GENERAL THEORY OF LAW AND STATE
HANS KELSEN
Law, Morality, Religion
While recognizing law as the specific social technique of a coercive order, we can contrast it sharply with
other social orders which pursue in part the same purposes as the law, but by quite different means. And law is a
means, a specific social means, not an end. Law, morality, and religion, all three forbid murder. But the law
does this by providing that if a man commits murder, then another man, designated by the legal order, shall
apply against the murderer a certain measure of coercion, prescribed by the legal order. Morality limits itself to
requiring: thou shalt not kill. And if a murderer is ostracized morally by his fellow men, and many an individual
refrains from murder not so because he wants to avoid the punishment of law as to avoid the moral
disapprobation of his fellow men, the great distinction still remains, that the reaction of the law consists in a
measure of coercion enacted by the order, and socially organized, whereas the moral reaction against immoral
conduct is neither provided by the moral order, nor, if provided, socially organized. In this respect religious
norms are nearer to legal norms than are moral norms. For religious norms threaten the murder with punishment
by a superhuman authority. But the sanctions which the religious norms lay down have a transcendental
character; they are not socially organized sanctions, even though provided for by the religious order. They are
probably more effective than the legal sanctions. Their efficacy, however, presupposes belief in the existence
and power of a superhuman authority.
It is, however, not the effectiveness of the sanctions that is here in question, but only whether and how they
are provided for by the social order. The socially organized sanction is an act of coercion which an individual
determined by the social order directs, in a manner determined by the social order, against the individual
responsible for conduct contrary to that order. This conduct we call “delict.” Both the delict and the sanction are
determined by the legal order. The sanction is the reaction of the legal order against the delict, or, what amounts
to the same thing, the reaction of the community, constituted by the legal order, to the evil-doer, the delinquent.
The individual who carries out the sanction acts as an agent of the legal order. This is equivalent to saying that
the individual who carries out the sanction acts as an organ of the community, constituted by the legal order. A
social community is nothing but a social order regulating the mutual behavior of the individuals subject to the
order. To say that individuals belong to a certain community, or form a certain community, means only that the
individuals are subject to a common order regulating their mutual behavior.
The legal sanction is thus interpreted as an act of the legal community; while the transcendental sanction —
the illness or death of the sinner or punishment in another world — is never interpreted as a reaction of the
social group, but always as an act of the superhuman, and therefore super-social, authority.
MONOPOLIZATION OF THE USE OF FORCE
Among the paradoxes of the social technique here characterized as a coercive order is the fact that its specific
instrument, the coercive act of the sanction, is of exactly the same sort as the act which it seeks to prevent in the
relations of individuals, the delict; that the sanction against socially injurious behavior is itself such behavior.
For that which is to be accomplished by the threat of forcible deprivation of life, health, freedom, or property is
precisely that men in their mutual conduct shall refrain from forcibly depriving one another of life, health,
freedom, or property. Force is employed to prevent the employment of force in society. This seems to be an
antinomy; and the effort to avoid this social antinomy leads to the doctrine of absolute anarchism which
proscribes force even as sanction. Anarchism tends to establish the social order solely upon voluntary obedience
of the individuals. It rejects the technique of a coercive order and hence rejects the law as a form of organization.

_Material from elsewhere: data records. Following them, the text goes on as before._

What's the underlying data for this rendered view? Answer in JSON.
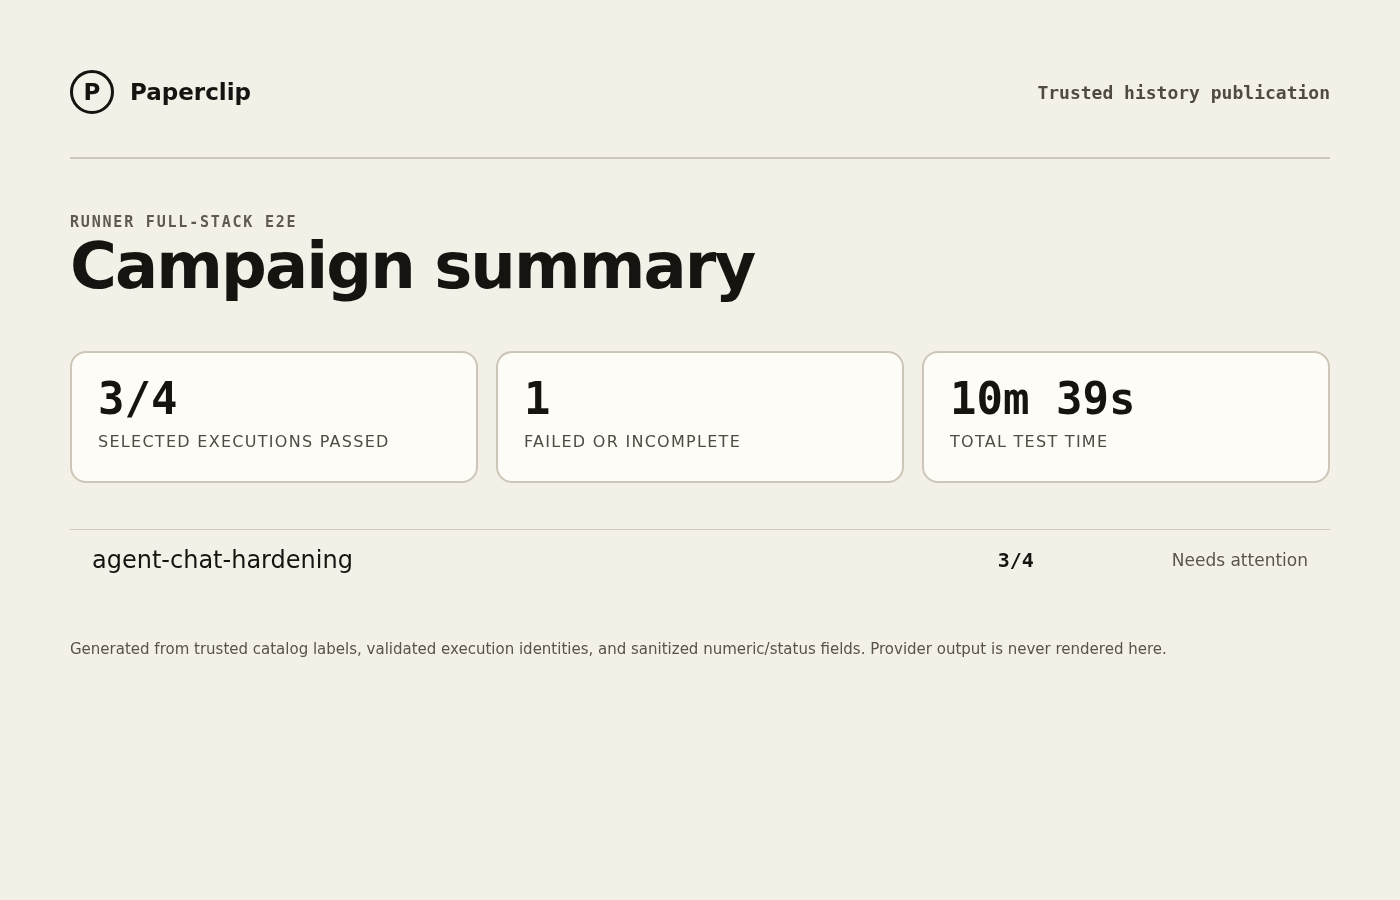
{
  "header": {
    "logo_letter": "P",
    "brand": "Paperclip",
    "tagline": "Trusted history publication"
  },
  "page": {
    "eyebrow": "RUNNER FULL-STACK E2E",
    "title": "Campaign summary"
  },
  "stats": [
    {
      "value": "3/4",
      "label": "SELECTED EXECUTIONS PASSED"
    },
    {
      "value": "1",
      "label": "FAILED OR INCOMPLETE"
    },
    {
      "value": "10m 39s",
      "label": "TOTAL TEST TIME"
    }
  ],
  "campaigns": [
    {
      "name": "agent-chat-hardening",
      "passed": "3/4",
      "status": "Needs attention"
    }
  ],
  "footer": {
    "note": "Generated from trusted catalog labels, validated execution identities, and sanitized numeric/status fields. Provider output is never rendered here."
  }
}
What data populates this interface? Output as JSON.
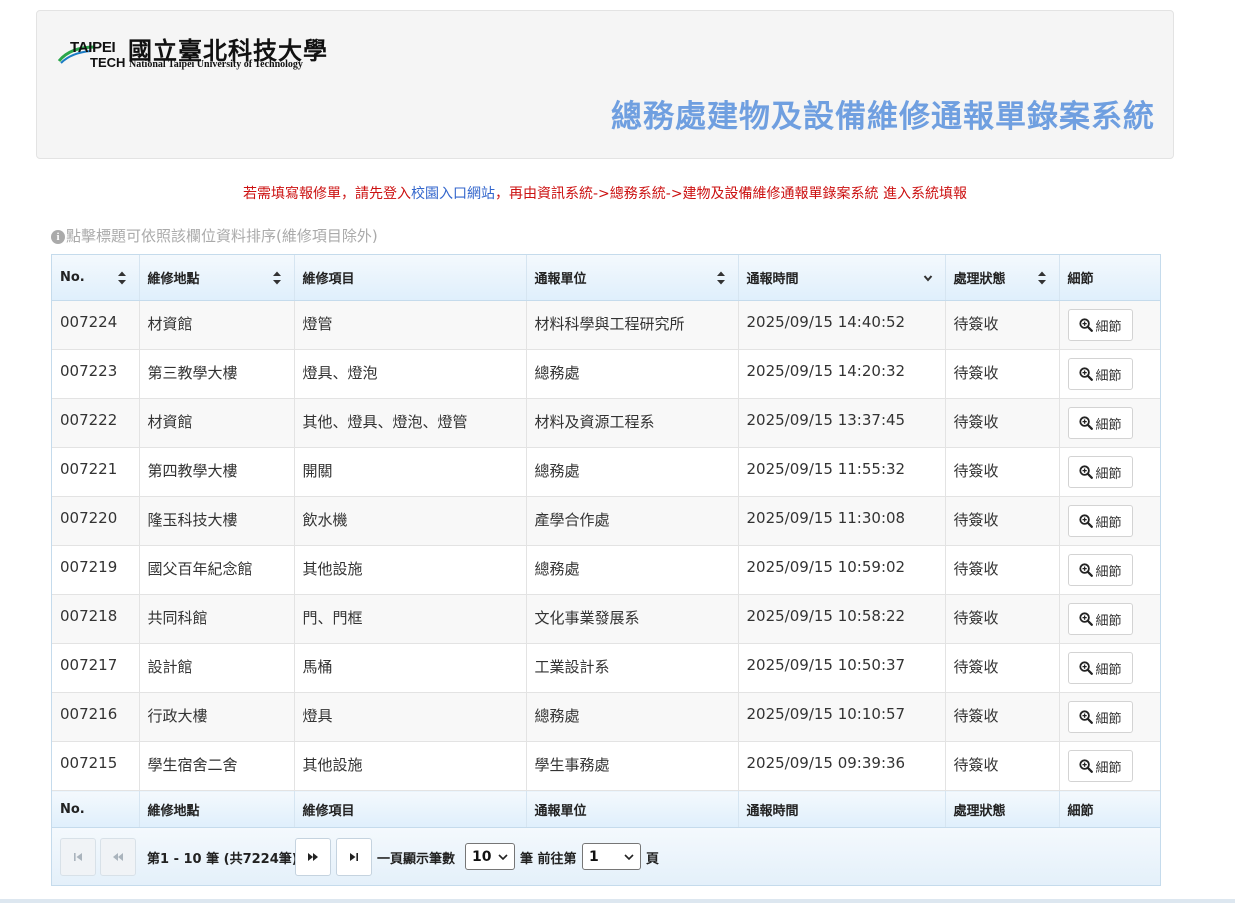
{
  "header": {
    "logo": {
      "taipei": "TAIPEI",
      "tech": "TECH",
      "chinese_name": "國立臺北科技大學",
      "english_name": "National Taipei University of Technology"
    },
    "system_title": "總務處建物及設備維修通報單錄案系統"
  },
  "notice": {
    "prefix": "若需填寫報修單，請先登入",
    "link": "校園入口網站",
    "suffix": "，再由資訊系統->總務系統->建物及設備維修通報單錄案系統 進入系統填報"
  },
  "hint": "點擊標題可依照該欄位資料排序(維修項目除外)",
  "table": {
    "columns": [
      "No.",
      "維修地點",
      "維修項目",
      "通報單位",
      "通報時間",
      "處理狀態",
      "細節"
    ],
    "detail_label": "細節",
    "rows": [
      {
        "no": "007224",
        "location": "材資館",
        "item": "燈管",
        "unit": "材料科學與工程研究所",
        "time": "2025/09/15 14:40:52",
        "status": "待簽收"
      },
      {
        "no": "007223",
        "location": "第三教學大樓",
        "item": "燈具、燈泡",
        "unit": "總務處",
        "time": "2025/09/15 14:20:32",
        "status": "待簽收"
      },
      {
        "no": "007222",
        "location": "材資館",
        "item": "其他、燈具、燈泡、燈管",
        "unit": "材料及資源工程系",
        "time": "2025/09/15 13:37:45",
        "status": "待簽收"
      },
      {
        "no": "007221",
        "location": "第四教學大樓",
        "item": "開關",
        "unit": "總務處",
        "time": "2025/09/15 11:55:32",
        "status": "待簽收"
      },
      {
        "no": "007220",
        "location": "隆玉科技大樓",
        "item": "飲水機",
        "unit": "產學合作處",
        "time": "2025/09/15 11:30:08",
        "status": "待簽收"
      },
      {
        "no": "007219",
        "location": "國父百年紀念館",
        "item": "其他設施",
        "unit": "總務處",
        "time": "2025/09/15 10:59:02",
        "status": "待簽收"
      },
      {
        "no": "007218",
        "location": "共同科館",
        "item": "門、門框",
        "unit": "文化事業發展系",
        "time": "2025/09/15 10:58:22",
        "status": "待簽收"
      },
      {
        "no": "007217",
        "location": "設計館",
        "item": "馬桶",
        "unit": "工業設計系",
        "time": "2025/09/15 10:50:37",
        "status": "待簽收"
      },
      {
        "no": "007216",
        "location": "行政大樓",
        "item": "燈具",
        "unit": "總務處",
        "time": "2025/09/15 10:10:57",
        "status": "待簽收"
      },
      {
        "no": "007215",
        "location": "學生宿舍二舍",
        "item": "其他設施",
        "unit": "學生事務處",
        "time": "2025/09/15 09:39:36",
        "status": "待簽收"
      }
    ]
  },
  "pager": {
    "range_text": "第1 - 10 筆 (共7224筆)",
    "page_size_label": "一頁顯示筆數",
    "page_size_value": "10",
    "goto_label": "筆 前往第",
    "page_value": "1",
    "page_suffix": "頁"
  },
  "colors": {
    "title": "#6f9fe0",
    "notice": "#cc1111",
    "link": "#3366cc",
    "header_bg": "#dfeffc"
  }
}
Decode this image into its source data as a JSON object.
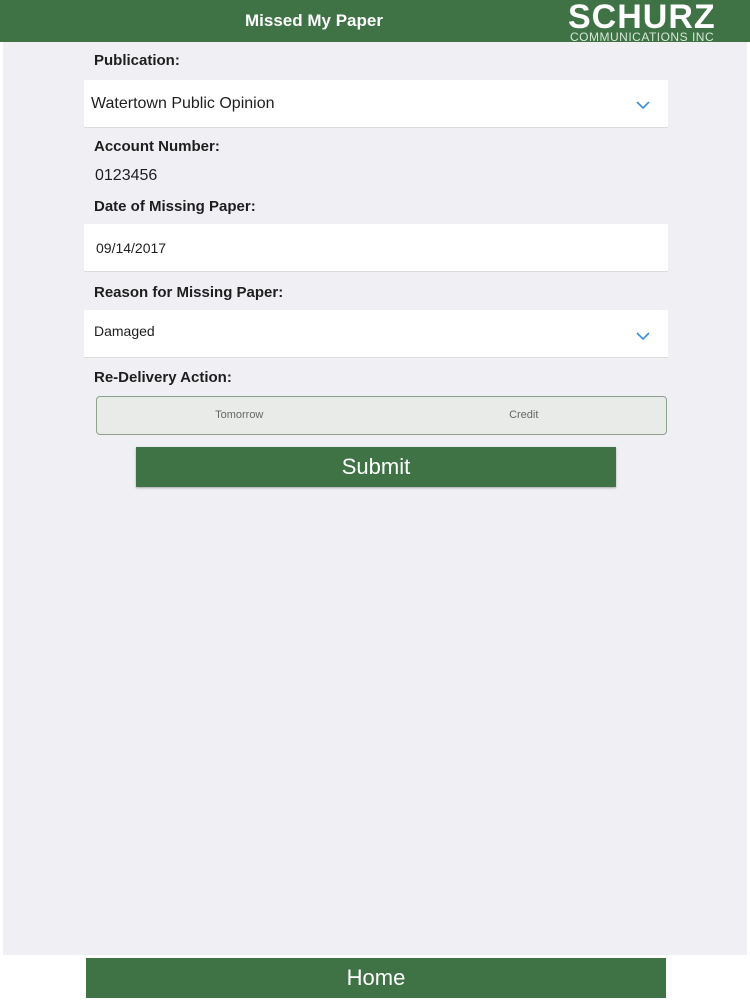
{
  "header": {
    "title": "Missed My Paper",
    "logo_word": "SCHURZ",
    "logo_sub": "COMMUNICATIONS INC"
  },
  "form": {
    "publication_label": "Publication:",
    "publication_value": "Watertown Public Opinion",
    "account_label": "Account Number:",
    "account_value": "0123456",
    "date_label": "Date of Missing Paper:",
    "date_value": "09/14/2017",
    "reason_label": "Reason for Missing Paper:",
    "reason_value": "Damaged",
    "redelivery_label": "Re-Delivery Action:",
    "redelivery_options": [
      "Tomorrow",
      "Credit"
    ],
    "submit_label": "Submit"
  },
  "footer": {
    "home_label": "Home"
  },
  "colors": {
    "accent": "#3f7346",
    "chevron": "#3a8fd6"
  },
  "icons": {
    "dropdown": "chevron-down-icon"
  }
}
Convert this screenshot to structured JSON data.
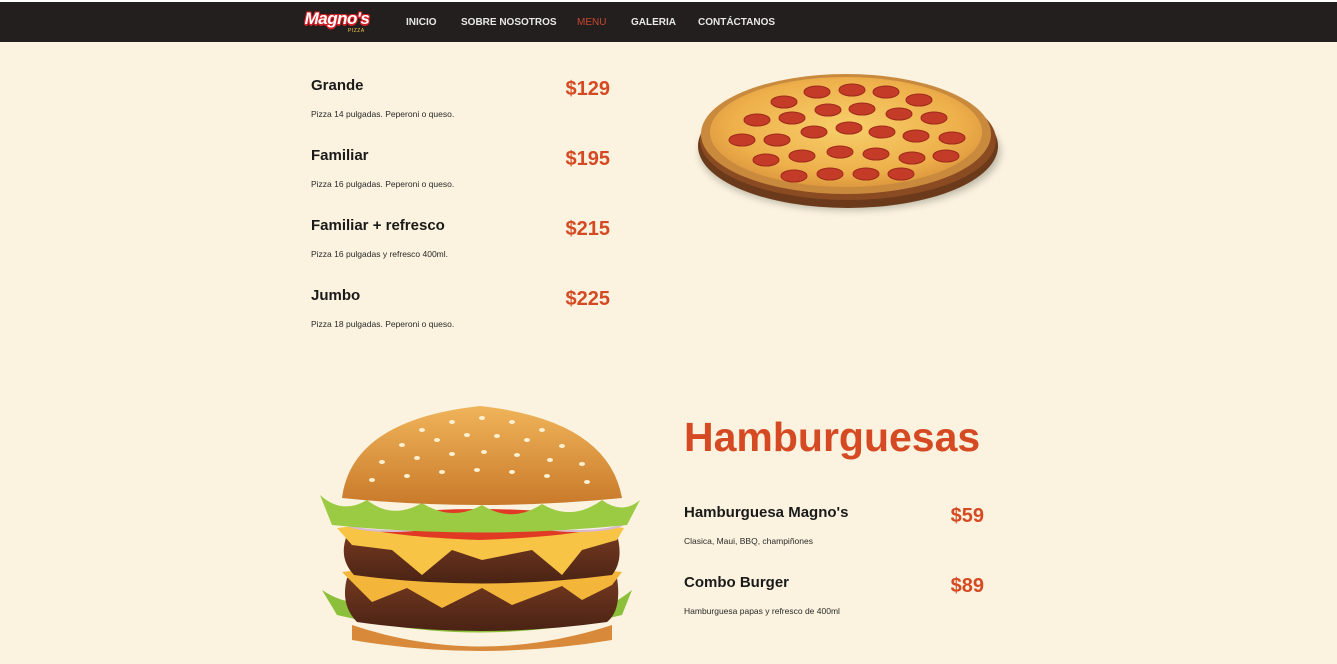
{
  "nav": {
    "logo_text": "Magno's",
    "logo_sub": "PIZZA",
    "items": [
      "INICIO",
      "SOBRE NOSOTROS",
      "MENU",
      "GALERIA",
      "CONTÁCTANOS"
    ],
    "active": "MENU"
  },
  "pizza_menu": {
    "items": [
      {
        "name": "Grande",
        "desc": "Pizza 14 pulgadas. Peperoni o queso.",
        "price": "$129"
      },
      {
        "name": "Familiar",
        "desc": "Pizza 16 pulgadas. Peperoni o queso.",
        "price": "$195"
      },
      {
        "name": "Familiar + refresco",
        "desc": "Pizza 16 pulgadas y refresco 400ml.",
        "price": "$215"
      },
      {
        "name": "Jumbo",
        "desc": "Pizza 18 pulgadas. Peperoni o queso.",
        "price": "$225"
      }
    ]
  },
  "burger_menu": {
    "title": "Hamburguesas",
    "items": [
      {
        "name": "Hamburguesa Magno's",
        "desc": "Clasica, Maui, BBQ, champiñones",
        "price": "$59"
      },
      {
        "name": "Combo Burger",
        "desc": "Hamburguesa papas y refresco de 400ml",
        "price": "$89"
      }
    ]
  },
  "colors": {
    "background": "#fbf3df",
    "navbar": "#221f1e",
    "accent": "#d54a23",
    "active_nav": "#c9462f"
  },
  "images": {
    "pizza": "pepperoni-pizza-image",
    "burger": "double-cheeseburger-image"
  }
}
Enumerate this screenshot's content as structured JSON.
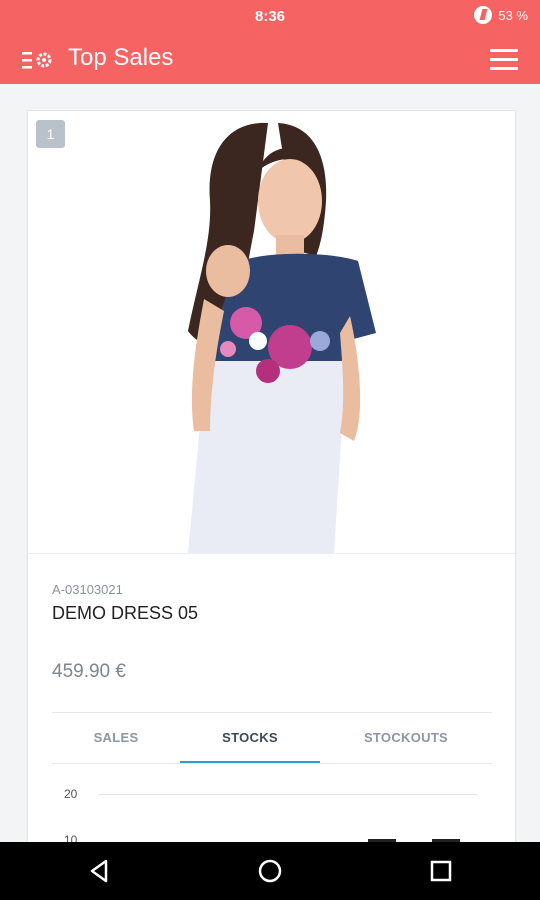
{
  "status_bar": {
    "time": "8:36",
    "battery": "53 %"
  },
  "app_bar": {
    "title": "Top Sales",
    "left_icon": "list-settings-icon",
    "right_icon": "hamburger-menu-icon"
  },
  "product": {
    "rank": "1",
    "sku": "A-03103021",
    "name": "DEMO DRESS 05",
    "price": "459.90 €",
    "image": "product-photo"
  },
  "tabs": [
    {
      "label": "SALES",
      "active": false
    },
    {
      "label": "STOCKS",
      "active": true
    },
    {
      "label": "STOCKOUTS",
      "active": false
    }
  ],
  "chart": {
    "y_ticks": [
      "20",
      "10"
    ]
  },
  "colors": {
    "primary": "#f56363",
    "tab_accent": "#2e9bd6",
    "badge": "#b9c1cb"
  },
  "nav_bar": {
    "buttons": [
      "back-icon",
      "home-icon",
      "recents-icon"
    ]
  }
}
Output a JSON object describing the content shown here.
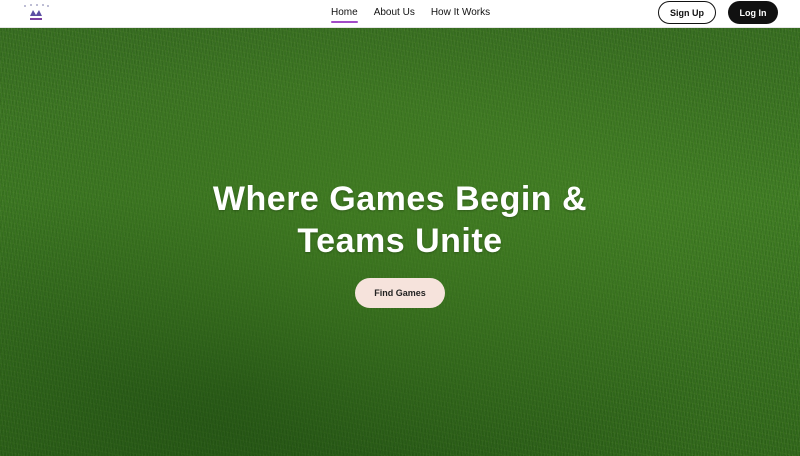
{
  "header": {
    "logo_icon": "sports-logo-icon",
    "nav": [
      {
        "label": "Home",
        "active": true
      },
      {
        "label": "About Us",
        "active": false
      },
      {
        "label": "How It Works",
        "active": false
      }
    ],
    "signup_label": "Sign Up",
    "login_label": "Log In"
  },
  "hero": {
    "title_line1": "Where Games Begin &",
    "title_line2": "Teams Unite",
    "cta_label": "Find Games",
    "background": "grass-field-image"
  },
  "colors": {
    "accent": "#a24bc7",
    "cta_bg": "#f6e3dc",
    "login_bg": "#111111"
  }
}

The antinomy, however, is only apparent. The law is, to be sure, an ordering for the promotion of peace, in
that it forbids the use of force in relations among the members of the community. Yet it does not absolutely
preclude the use of force. Law and force must not be understood as absolutely at variance with one another. Law is an organization of force. For the law attaches certain conditions to the use of force in relations among men,
authorizing the employment of force only by certain individuals and only under certain circumstances. The law allows conduct which, under all other circumstances, is to be considered as “forbidden”; to be legally forbidden
means to be the very condition for such a coercive act as a sanction. The individual who, authorized by the legal
order, applies the coercive measure (the sanction), acts as an agent of this order, or — what amounts to the same
— as an organ of the community constituted thereby. Only this individual, only the organ of the community, is
authorized to employ force. And hence one may say that law makes the use of force a monopoly of the
community. And precisely by so doing, law pacifies the community.
VALIDITY AND EFFICACY
The element of “coercion” which is essential to law thus consists, not in the so-called “psychic compulsion,”
but in the fact that specific acts of coercion, as sanctions, are provided for in specific cases by the rules which
form the legal order. The element of coercion is relevant only as part of the contents of the legal norm, only as
an act stipulated by this norm, not as a process in the mind of the individual subject to the norm. The rules
which constitute a system of morality do not have any such import. Whether or not men do actually behave in a
manner to avoid the sanction threatened by the legal norm, and whether or the sanction is actually carried out in
case its conditions are fulfilled, are issues concerning the efficacy of the law. But it is not the efficacy, it is the
validity of the law which is in question here.